19 Kasım 2015 Perşembe

"oyuna devam"

oyuna devam / biz hiç yorulmadık / biz hiç yenilmedik / desem yalan
oyuna devam / oyuna devam
biz hiç kaybolmadık / biz hiç kaybetmedik / desem yalan 
oyuna devam 
rakipler kaçak güreştiler / hepsinin yumrukları vardı / dünyayı değiştirmek için 
verdiğimiz kırıntılardı 
oyuna devam 
biz hiç aldanmadık / biz hiç aldatmadık / desem yalan 
oyuna devam / oyuna devam 
biz hiç kaybolmadık / biz hiç kaybetmedik / desem yalan 
oyuna devam 
küçüktüm ufacıktım / şimdi büyüdüm çocuğum var 
ben hep sorular sorardım / karşımda aynı sorular 
oyuna devam 
biz hiç kaybolmadık / biz hiç kaybetmedik / desem yalan 
oyuna devam!





işlerimin arasında, bir anda blogu açıp yazma enerjisi ortaçgil şarkısından geldi.. şarkıyı mırıldanır ve sözlerini buraya yazar iken de ilham geldi... şarkının bir anda dilime dolanmasında vardır bir hayır! aslında birden bire aylardır yazı ve dolayısıyla anı girilmeyen bloga bir kelam girmiş olması dahi başlı başına güzel bir olay! 

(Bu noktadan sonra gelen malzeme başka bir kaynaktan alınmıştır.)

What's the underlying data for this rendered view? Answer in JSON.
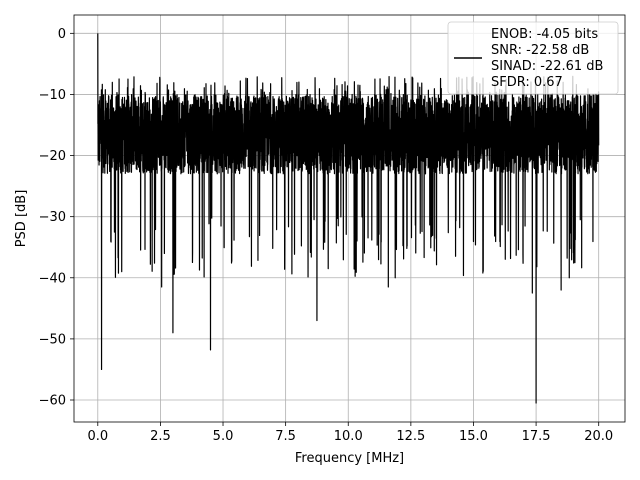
{
  "chart_data": {
    "type": "line",
    "title": "",
    "xlabel": "Frequency [MHz]",
    "ylabel": "PSD [dB]",
    "xlim": [
      -0.95,
      21.05
    ],
    "ylim": [
      -63.6,
      3.0
    ],
    "xticks": [
      0.0,
      2.5,
      5.0,
      7.5,
      10.0,
      12.5,
      15.0,
      17.5,
      20.0
    ],
    "xtick_labels": [
      "0.0",
      "2.5",
      "5.0",
      "7.5",
      "10.0",
      "12.5",
      "15.0",
      "17.5",
      "20.0"
    ],
    "yticks": [
      0,
      -10,
      -20,
      -30,
      -40,
      -50,
      -60
    ],
    "ytick_labels": [
      "0",
      "−10",
      "−20",
      "−30",
      "−40",
      "−50",
      "−60"
    ],
    "grid": true,
    "legend_position": "top-right",
    "series": [
      {
        "color": "#000000",
        "x_start": 0.0,
        "x_end": 20.0,
        "typical_range": [
          -30,
          -10
        ],
        "upper_envelope": -7,
        "notable_points": [
          {
            "x": 0.0,
            "y": 0.0
          },
          {
            "x": 0.15,
            "y": -55.0
          },
          {
            "x": 2.55,
            "y": -41.5
          },
          {
            "x": 3.0,
            "y": -49.0
          },
          {
            "x": 4.5,
            "y": -51.8
          },
          {
            "x": 8.75,
            "y": -47.0
          },
          {
            "x": 17.5,
            "y": -60.5
          },
          {
            "x": 17.35,
            "y": -42.5
          },
          {
            "x": 18.5,
            "y": -42.0
          },
          {
            "x": 11.6,
            "y": -41.5
          }
        ]
      }
    ],
    "legend_lines": [
      "ENOB: -4.05 bits",
      "SNR: -22.58 dB",
      "SINAD: -22.61 dB",
      "SFDR: 0.67"
    ]
  }
}
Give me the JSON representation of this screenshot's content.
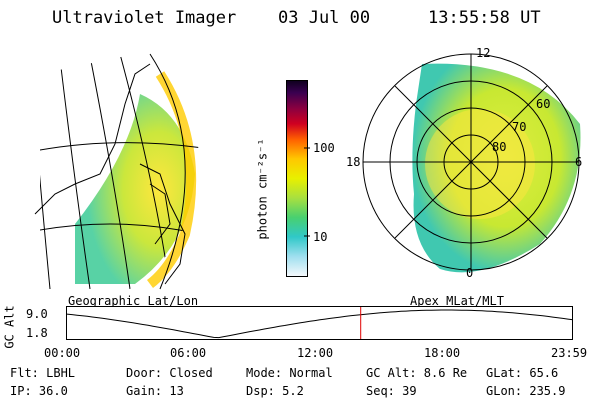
{
  "header": {
    "title": "Ultraviolet Imager",
    "date": "03 Jul 00",
    "time": "13:55:58 UT"
  },
  "geo_panel": {
    "label": "Geographic Lat/Lon"
  },
  "apex_panel": {
    "label": "Apex MLat/MLT",
    "mlt_labels": [
      "12",
      "18",
      "6",
      "0"
    ],
    "lat_labels": [
      "60",
      "70",
      "80"
    ]
  },
  "colorbar": {
    "unit_label": "photon cm⁻²s⁻¹",
    "ticks": [
      "100",
      "10"
    ]
  },
  "altitude_plot": {
    "ylabel": "GC Alt",
    "yticks": [
      "9.0",
      "1.8"
    ],
    "xticks": [
      "00:00",
      "06:00",
      "12:00",
      "18:00",
      "23:59"
    ],
    "marker_hour": 13.93
  },
  "info": {
    "row1": [
      "Flt: LBHL",
      "Door: Closed",
      "Mode: Normal",
      "GC Alt: 8.6 Re",
      "GLat:  65.6"
    ],
    "row2": [
      "IP: 36.0",
      "Gain: 13",
      "Dsp:    5.2",
      "Seq: 39",
      "GLon: 235.9"
    ]
  }
}
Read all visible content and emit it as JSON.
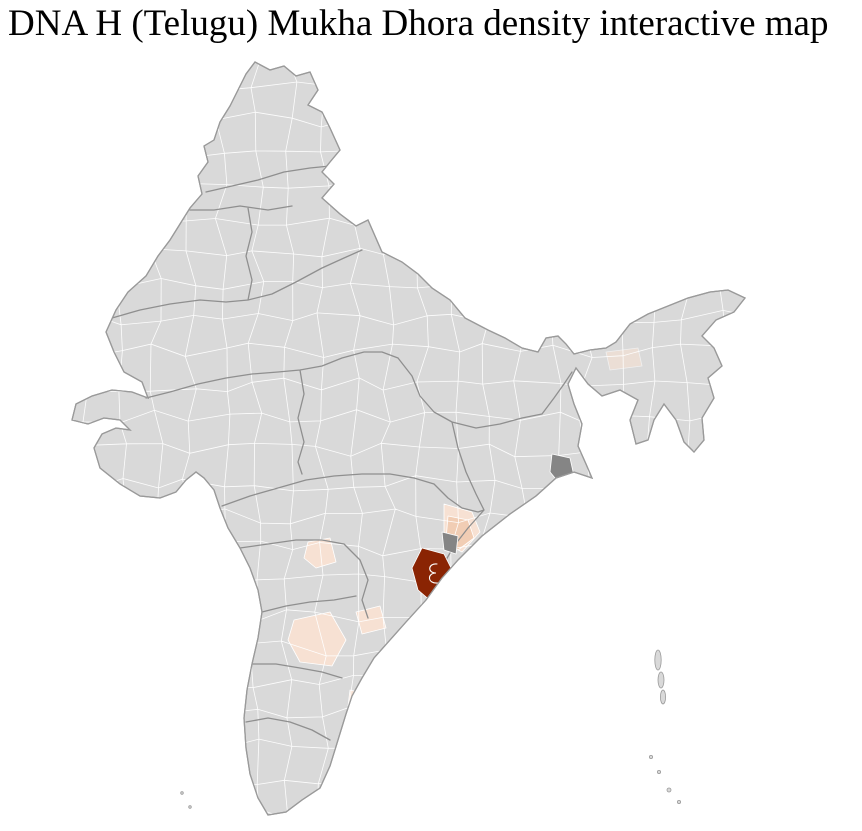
{
  "title": "DNA H (Telugu) Mukha Dhora density interactive map",
  "map": {
    "country": "India",
    "palette": {
      "background": "#ffffff",
      "land": "#d9d9d9",
      "district_border": "#ffffff",
      "state_border": "#8f8f8f",
      "country_outline": "#9a9a9a",
      "high": "#8a2403",
      "low_mid": "#f1cdb4",
      "low": "#f7e1d3",
      "neutral_dark": "#858585"
    },
    "hotspots": [
      {
        "position": "andhra-odisha-border-coast",
        "level": "high"
      },
      {
        "position": "south-odisha-interior",
        "level": "low_mid"
      },
      {
        "position": "coastal-andhra-strip",
        "level": "low"
      },
      {
        "position": "telangana-district",
        "level": "low"
      },
      {
        "position": "rayalaseema-cluster",
        "level": "low"
      },
      {
        "position": "nellore-area-district",
        "level": "low"
      },
      {
        "position": "south-coastal-district",
        "level": "low"
      },
      {
        "position": "assam-district",
        "level": "low"
      },
      {
        "position": "kolkata-district",
        "level": "neutral_dark"
      },
      {
        "position": "district-northeast-of-primary",
        "level": "neutral_dark"
      }
    ]
  }
}
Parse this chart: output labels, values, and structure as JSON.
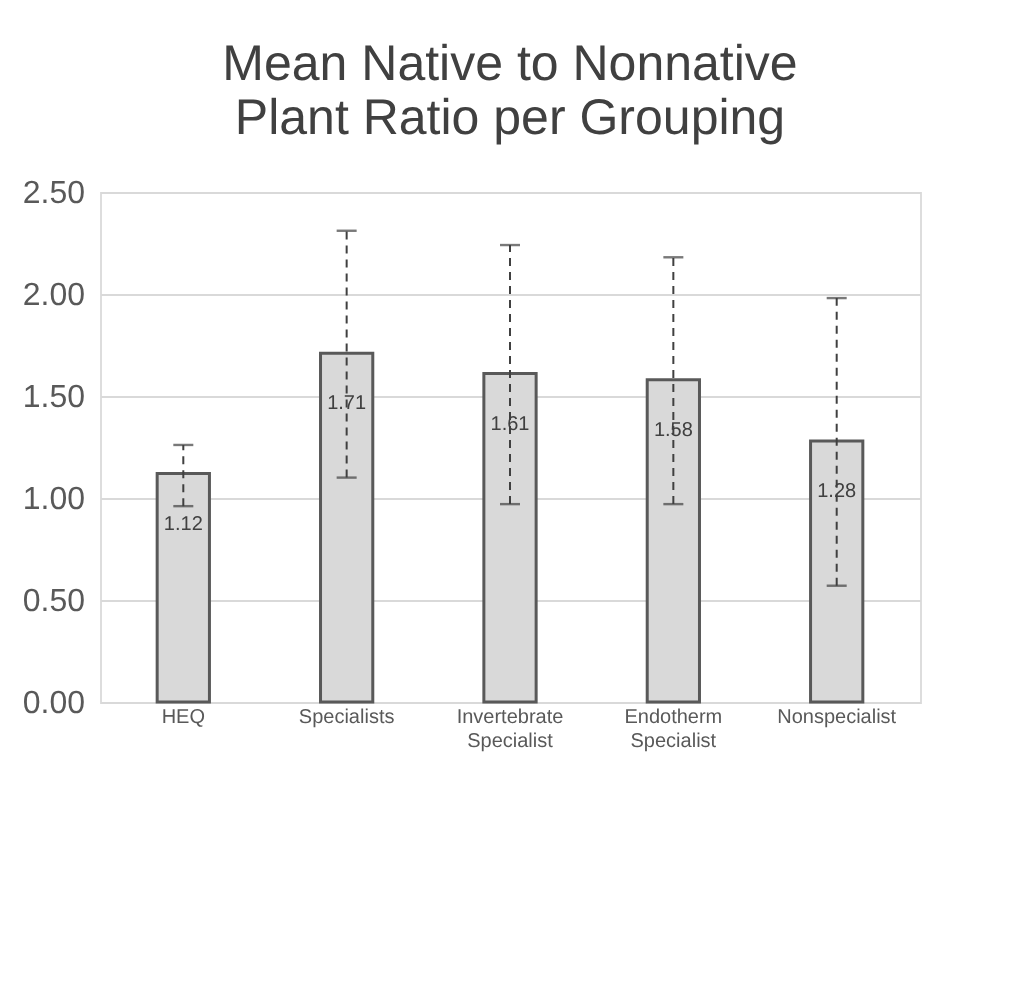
{
  "chart_data": {
    "type": "bar",
    "title": "Mean Native to Nonnative Plant Ratio per Grouping",
    "categories": [
      "HEQ",
      "Specialists",
      "Invertebrate Specialist",
      "Endotherm Specialist",
      "Nonspecialist"
    ],
    "values": [
      1.12,
      1.71,
      1.61,
      1.58,
      1.28
    ],
    "errors": [
      [
        0.96,
        1.26
      ],
      [
        1.1,
        2.31
      ],
      [
        0.97,
        2.24
      ],
      [
        0.97,
        2.18
      ],
      [
        0.57,
        1.98
      ]
    ],
    "color": "#d9d9d9",
    "ylim": [
      0,
      2.5
    ],
    "yticks": [
      {
        "value": 0,
        "label": "0.00"
      },
      {
        "value": 0.5,
        "label": "0.50"
      },
      {
        "value": 1,
        "label": "1.00"
      },
      {
        "value": 1.5,
        "label": "1.50"
      },
      {
        "value": 2,
        "label": "2.00"
      },
      {
        "value": 2.5,
        "label": "2.50"
      }
    ],
    "grid": "y",
    "data_labels": true,
    "line_style": "dashed"
  }
}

evet oyuna devam! üstelik bejna ile katlanarak artan bir heyecanla oyuna devam!  bir önceki yazıdan itibaren yine heybemize bir dolu hayat koyduk! kreşe veda edip uzun, maceralı ve güzel bir tatile çıktık... 


uzun aradan sonra önceden yer ayırtmaksızın arabanın tekerleğini gökçeada'ya sürdük ilkin. neyse ki güzel bir yer bulduk kendimize kalacak... ve güzel yerler keşfedip adanın adanın bakir doğasının tadına vardık... en çok heyecan uyandıran yanı ise adanın ıssızlığı ve anakaraya olan uzaklığı idi kuşkusuz. bejna ise kumsalın ve plajın tadını doyasıya çıkardı. ancak ada gezileri diğer yapılan gezilerde de olduğu gibi bejna hanıma sıkıcı geldiğinden tüm fotoğraflarda şapkası ile yüzünü gizleyerek bizi sessizce portesto etti sivil itaatsiz küçük hanım!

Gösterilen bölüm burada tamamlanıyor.